A particularly tragic victim of the inclement weather is the hop, which is actually tough.

First, a large part of the 2,000 hectares of cultivated land was hailed.

The result: Fewer leaves, less shadow formation, more heat damage.

"That costs income," the BBV managing director knows.

But that also costs quality.

The hops are likely to have less alpha acid this year due to the heat and drought - and that is the key when it comes to brewing beer.

The situation in the forest is "catastrophic"

And the situation in the forest?

"Catastrophic" says Gerhard Stock.

The bark beetle will spread again.

All trees would suffer from drought stress.

In addition, there is still an extreme risk of forest fires.

The head of the Freising forestry operation, Alfred Fuchs, warned urgently about this weeks ago.

Since then the situation has worsened.

He advises everyone who is out and about in or on the edge of the forest to exercise the utmost caution.

A cigarette butt thrown away - and all that remains of our local forest is a mountain of ash.

The outlook?

Rain is forecast for the next few days.

It will probably not be enough to fundamentally change the situation," suspects Gerhard Stock.

"What we need now is not even 20 liters, but 14 days of overland rain."

You can find more current news from the district of Freising at Merkur.de/Freising.

City plants in drought stress: Nevertheless, not everything is watered

Always on the move with their two watering wagons in the Freising city area: With the water from their two vehicles, which hold one and two cubic meters, they are something like the lifesavers of the city plants.


But: "We only water what has been planted in the past three years," clarifies the manager of the city garden center, "everything else has to come through by itself".

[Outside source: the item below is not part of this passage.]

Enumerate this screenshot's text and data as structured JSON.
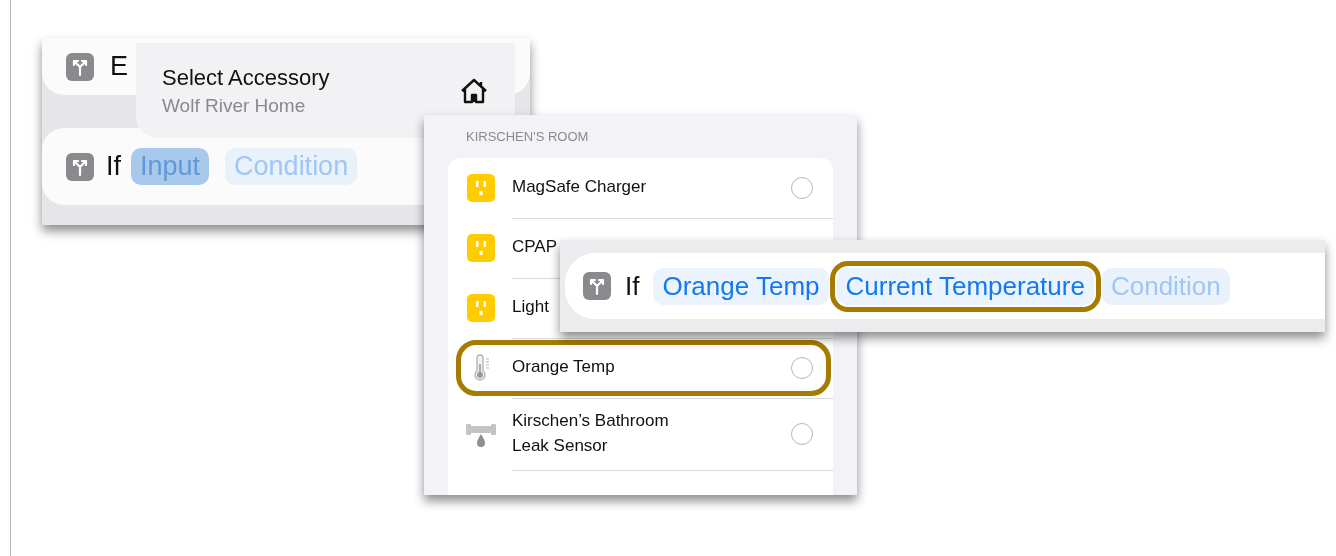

Plant troughs in the city center can hope for one water shower per week, as can the newly planted trees in the Freising city area.

Everything else is not cast, if only for capacity reasons.

Even trees that visibly suffer from the drought and shed leaves have to do without the precious water.

It would simply not be possible to water all the trees, Gasperini clarifies - even if the sight of the stressed trees hurts him.


The problem: far too little snow in winter

“The current drought is not yet extreme.

That happens again and again," says the head of the municipal garden center, "but the dry years seem to be increasing."

In his opinion, the main problem is the low snowfall in winter: "In the past, there was often much more snow, which then served as a water reservoir in spring after it had melted".

There was little snow this year – and then in March there was an extended dry phase.

There was repeated rainfall in the district over the course of the year - but mostly only a few liters per square meter.

Only once, on July 25, 32 liters fell - the previous, rather pathetic annual record.


Gasperini doesn't believe in the heavy rain for the weekend either: the announced amount of rain will hardly change the situation.

"Maybe we'll have to water less one day," says Gasperini - but that should have been it.